There rarely were any "technically savvy" people taking UFO pictures. It is very easy to fake them. Case in point, I was 13 years old when I faked mine and I had already picked up on forced perspective even though I had never heard about it. I knew nothing about photography at the time, had seldom actually taken a picture and was using my father's Polaroid camera.
Point that "UFO photos can be faked" neither proves nor disproves existence of UFOs.
Everything can be faked, including elections
I digress, but 2 years ago a huge and damaging debate was raging in social sciences because somebody tried to repeat lots of classic experiments and 50% of them failed. Lots of researchers in social sciences distort proper statistics through so called "P-hacking". So, OK, we live in the world where everybody is faking and everything can be faked. Then, the question is, what can one do to get to the bottom of the things?
So, in order to challenge faker what one can do is simply to rise the bar. Instead of looking at only one aspect of the UFO case, one takes multidisciplinary approach and looks from all the aspects available to human knowledge. OK, one can glue a UFO paper cutout on a window glass, but ping on a radar from local airport is a bit more difficult to fake. And there are many such cases where whit multidisciplinary overlap. A way to verifying UFO cases is about ticking as many boxes as one can.
You are right about many things.

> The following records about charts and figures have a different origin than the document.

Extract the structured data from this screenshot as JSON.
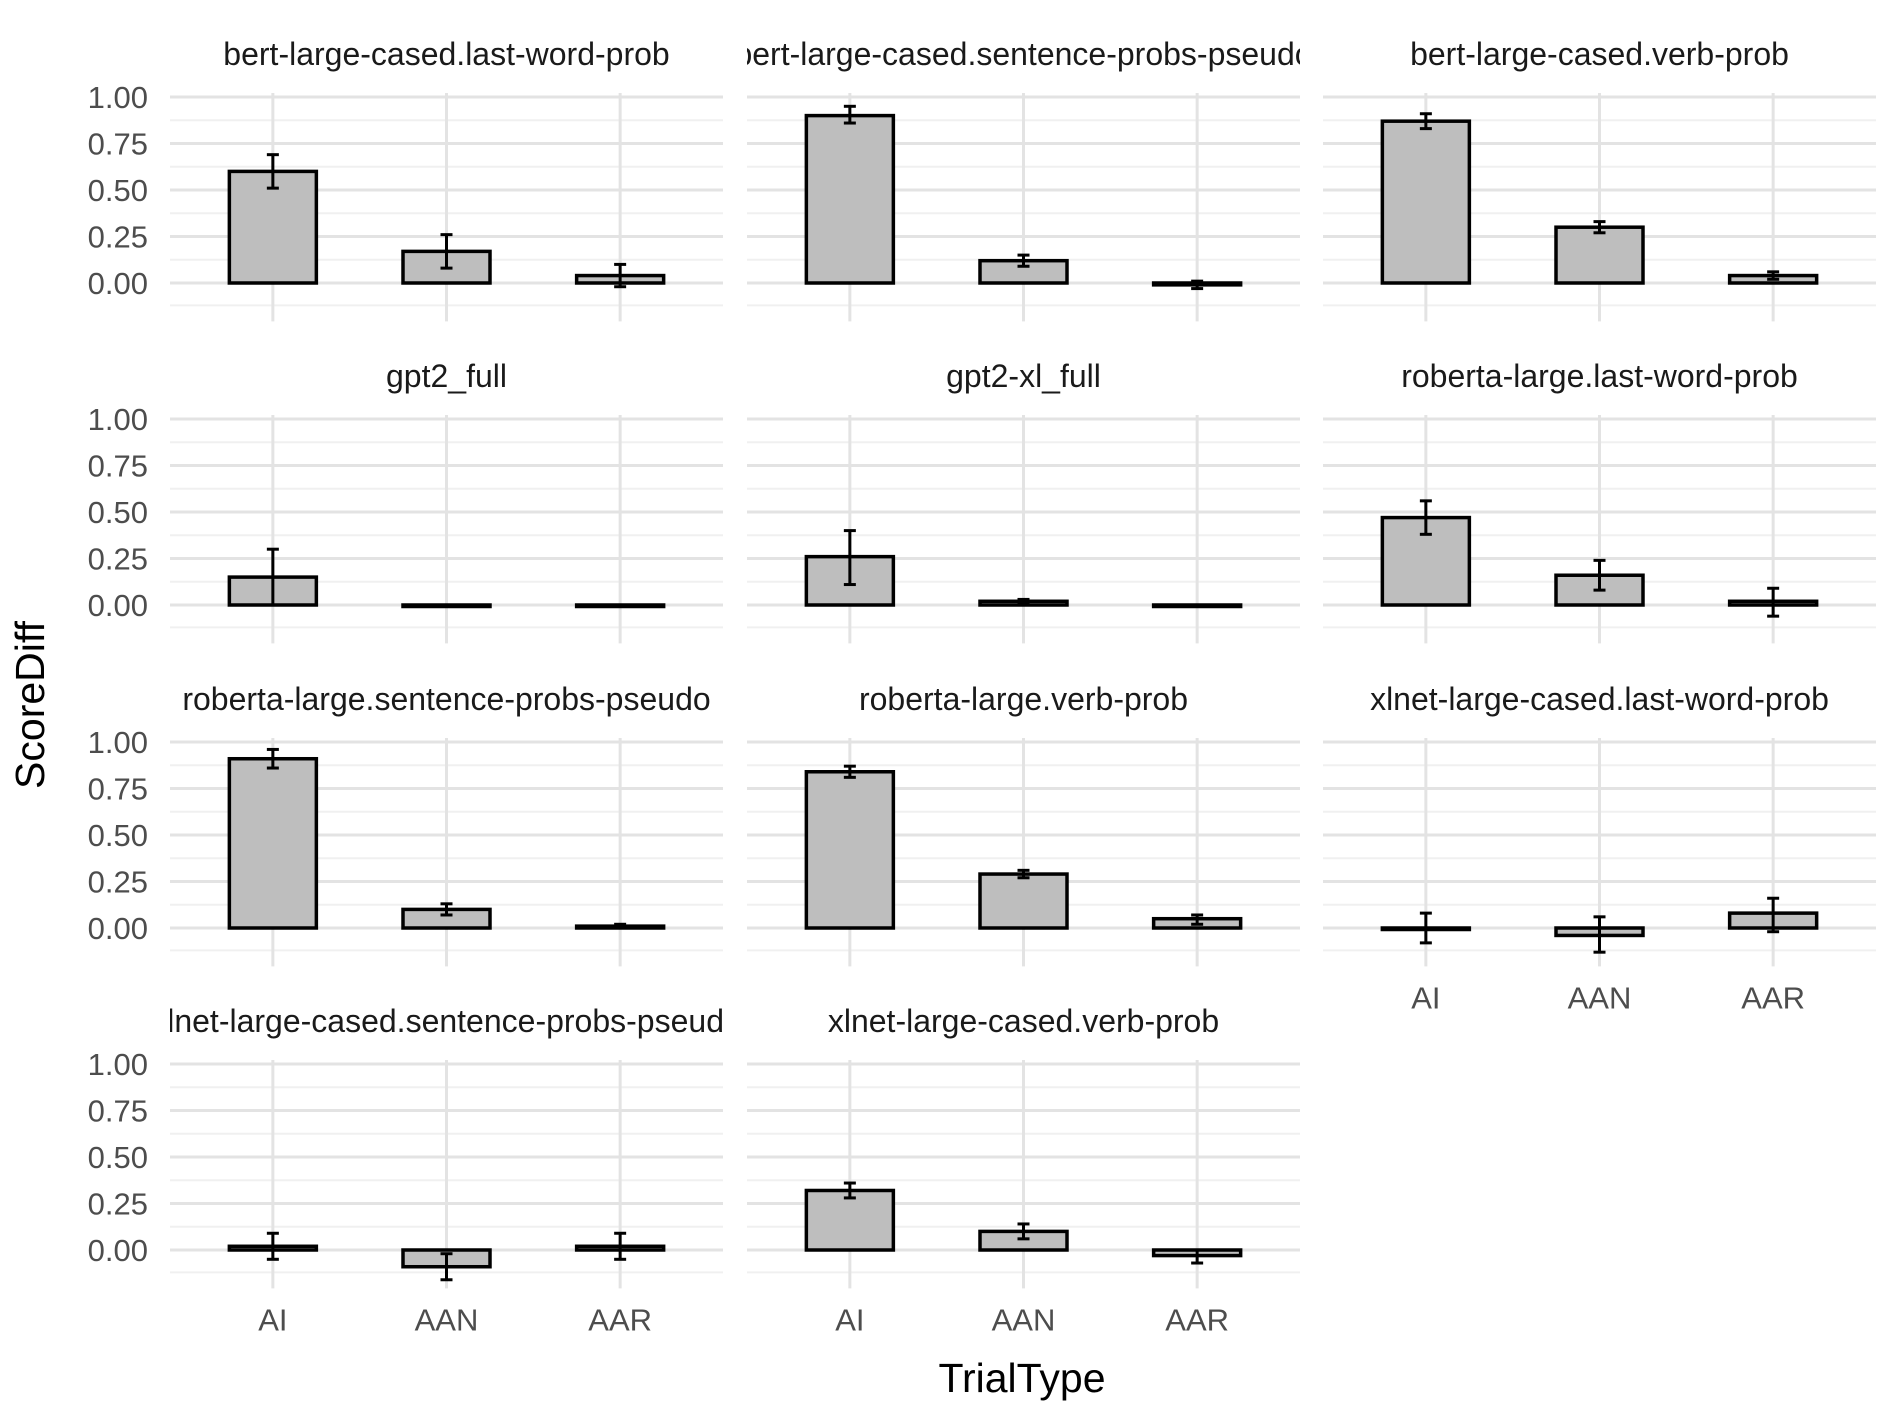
{
  "chart_data": {
    "type": "bar",
    "xlabel": "TrialType",
    "ylabel": "ScoreDiff",
    "categories": [
      "AI",
      "AAN",
      "AAR"
    ],
    "ylim": [
      -0.12,
      1.0
    ],
    "yticks": [
      "1.00",
      "0.75",
      "0.50",
      "0.25",
      "0.00"
    ],
    "ytick_values": [
      1.0,
      0.75,
      0.5,
      0.25,
      0.0
    ],
    "grid": true,
    "bar_color": "#bebebe",
    "panels": [
      {
        "title": "bert-large-cased.last-word-prob",
        "values": [
          0.6,
          0.17,
          0.04
        ],
        "err_low": [
          0.51,
          0.08,
          -0.02
        ],
        "err_high": [
          0.69,
          0.26,
          0.1
        ]
      },
      {
        "title": "bert-large-cased.sentence-probs-pseudo",
        "values": [
          0.9,
          0.12,
          -0.01
        ],
        "err_low": [
          0.86,
          0.09,
          -0.03
        ],
        "err_high": [
          0.95,
          0.15,
          0.01
        ]
      },
      {
        "title": "bert-large-cased.verb-prob",
        "values": [
          0.87,
          0.3,
          0.04
        ],
        "err_low": [
          0.83,
          0.27,
          0.02
        ],
        "err_high": [
          0.91,
          0.33,
          0.06
        ]
      },
      {
        "title": "gpt2_full",
        "values": [
          0.15,
          0.0,
          0.0
        ],
        "err_low": [
          0.0,
          0.0,
          0.0
        ],
        "err_high": [
          0.3,
          0.0,
          0.0
        ]
      },
      {
        "title": "gpt2-xl_full",
        "values": [
          0.26,
          0.02,
          0.0
        ],
        "err_low": [
          0.11,
          0.01,
          0.0
        ],
        "err_high": [
          0.4,
          0.03,
          0.0
        ]
      },
      {
        "title": "roberta-large.last-word-prob",
        "values": [
          0.47,
          0.16,
          0.02
        ],
        "err_low": [
          0.38,
          0.08,
          -0.06
        ],
        "err_high": [
          0.56,
          0.24,
          0.09
        ]
      },
      {
        "title": "roberta-large.sentence-probs-pseudo",
        "values": [
          0.91,
          0.1,
          0.01
        ],
        "err_low": [
          0.86,
          0.07,
          0.0
        ],
        "err_high": [
          0.96,
          0.13,
          0.02
        ]
      },
      {
        "title": "roberta-large.verb-prob",
        "values": [
          0.84,
          0.29,
          0.05
        ],
        "err_low": [
          0.81,
          0.27,
          0.02
        ],
        "err_high": [
          0.87,
          0.31,
          0.07
        ]
      },
      {
        "title": "xlnet-large-cased.last-word-prob",
        "values": [
          0.0,
          -0.04,
          0.08
        ],
        "err_low": [
          -0.08,
          -0.13,
          -0.02
        ],
        "err_high": [
          0.08,
          0.06,
          0.16
        ]
      },
      {
        "title": "xlnet-large-cased.sentence-probs-pseudo",
        "values": [
          0.02,
          -0.09,
          0.02
        ],
        "err_low": [
          -0.05,
          -0.16,
          -0.05
        ],
        "err_high": [
          0.09,
          -0.02,
          0.09
        ]
      },
      {
        "title": "xlnet-large-cased.verb-prob",
        "values": [
          0.32,
          0.1,
          -0.03
        ],
        "err_low": [
          0.28,
          0.06,
          -0.07
        ],
        "err_high": [
          0.36,
          0.14,
          0.0
        ]
      }
    ]
  }
}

I too first look at perspective and lighting of the scene when deciding about truthfulness of UFO picture.
But what makes me decide about UFO photo is not UFO photo, but the overall context of that situation. First, I take into account soft-proof or low-hanging-fruit, like social aspects: witness' character, presence of other witnesses, similarity with established trends in other UFO sightings etc.
Second, and by far the most importantly, I take into account the-real-stuff or hard-proofs, like: any physical effect, any electrodynamics or general relativity effects. Although appearance of UFO is a transient event, still the very presence of these electrodynamics and general relativity effects increases veracity of testimony because very few people understand science and these effects are not common in everyday life.
90% of UFO researchers are totally ignorant and only judge a highly scientific UFO event with only geometry and mechanics, aka "common sense". I keep on repeating this and people keep on ignoring it:
common sense is only 1/4 of reality. People who are researching UFOs are lazy lot and they don't want to make an effort to familiarise themselves with a bit of physics, instead they go for trivial stuff that is highly politicised, like government documents. I am not physicist myself, but at least I made an effort to understand basics of how how electrodynamics and general relativity operate. There are tons of simplified educational videos on YouTube and one can understand enough in a matter of weeks.
Anybody who's only using "common sense" is missing 3/4 of reality and his judgement can be ignored. This is what "reality" is in a current grasp of the human scientific knowledge, from the bottom to the top:
1.
Quantum Mechanics
2. geometry and mechanics.
3.
Electrodynamics ( light, radio waves, electricity etc. )
4.
General Relativity.
As you can see, if one is ignoring Electrodynamics & General Relativity one is missing 50% of UFO information. Most quantum mechanics effects can't be observed without special instruments and it can be forgiven.
Questions is,
if one is ignoring 50% of the available information can his opinion even be relevant??? It's literary like, what can a blind person tell you about a colour of the flower he has in his hand?